One Patch is All You Need: Joint Surface Material Reconstruction and Classification from Minimal Visual Cues
Sindhuja Penchala, Gavin Money, Gabriel Marques, Samuel Wood, Jessica Kirschman, Travis Atkison, Shahram Rahimi, Noorbakhsh Amiri Golilarz
TL;DR
The paper tackles surface material reconstruction and classification from minimal visual cues by proposing SMARC, a mask-aware, partial-convolution U-Net with a multi-scale classification head. It jointly performs inpainting and material recognition under only 10% visible input, achieving PSNR $17.55$ dB and accuracy $85.10\%$ on the Touch and Go dataset, outperforming five strong baselines (CAEs, ViT, MAE, Swin, DETR). SMARC emphasizes mask propagation and dilated partial convolutions to maintain spatial fidelity and semantic awareness in highly sparse observations, while delivering real-time inference at approximately $19.1$M parameters per second. The work demonstrates the practical viability of minimal-vision surface understanding for robotic perception, offering a foundation for robust shape-texture inference and material categorization in constrained environments.
Abstract
Understanding material surfaces from sparse visual cues is critical for applications in robotics, simulation, and material perception. However, most existing methods rely on dense or full-scene observations, limiting their effectiveness in constrained or partial view environment.
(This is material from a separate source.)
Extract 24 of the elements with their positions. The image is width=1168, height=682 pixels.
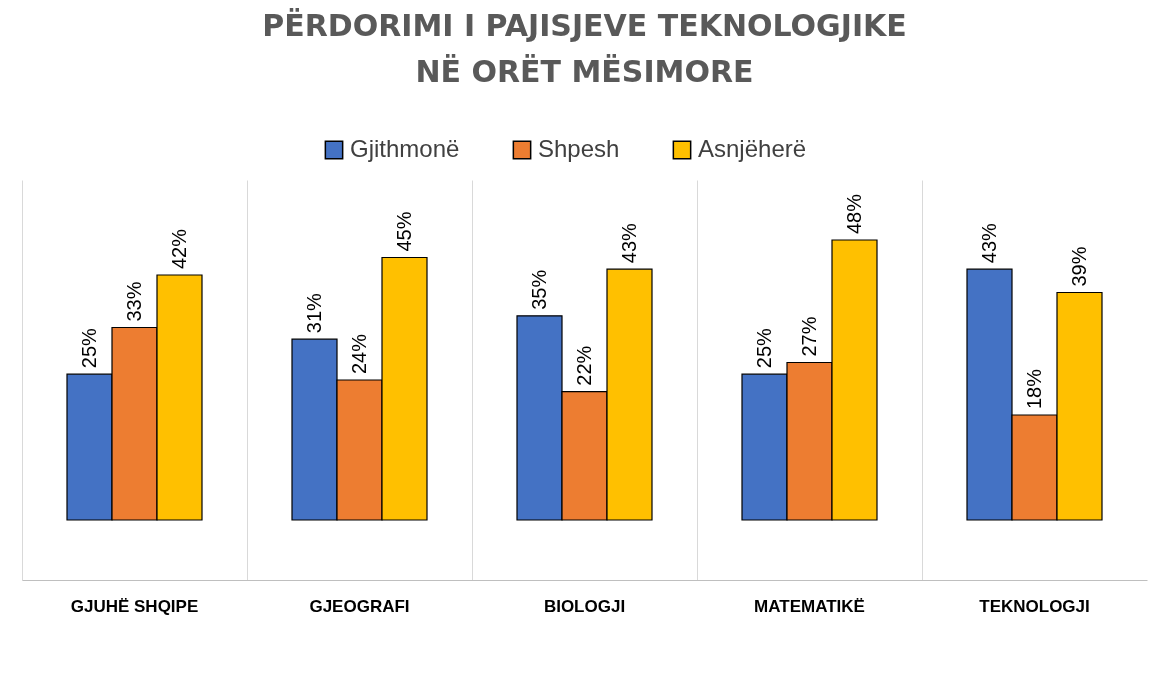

To address this challenge, we introduce SMARC, a unified model for Surface MAterial Reconstruction and Classification from minimal visual input. By giving only a single 10% contiguous patch of the image, SMARC recognizes and reconstructs the full RGB surface while simultaneously classifying the material category. Our architecture combines a Partial Convolutional U-Net with a classification head, enabling both spatial inpainting and semantic understanding under extreme observation sparsity. We compared SMARC against five models including convolutional autoencoders [17], Vision Transformer (ViT) [13], Masked Autoencoder (MAE) [5], Swin Transformer [9], and DETR [2] using Touch and Go dataset [16] of real-world surface textures. SMARC achieves state-of-the-art results with a PSNR of 17.55 dB and a material classification accuracy of 85.10%. Our findings highlight the advantages of partial convolution in spatial reasoning under missing data and establish a strong foundation for minimal-vision surface understanding.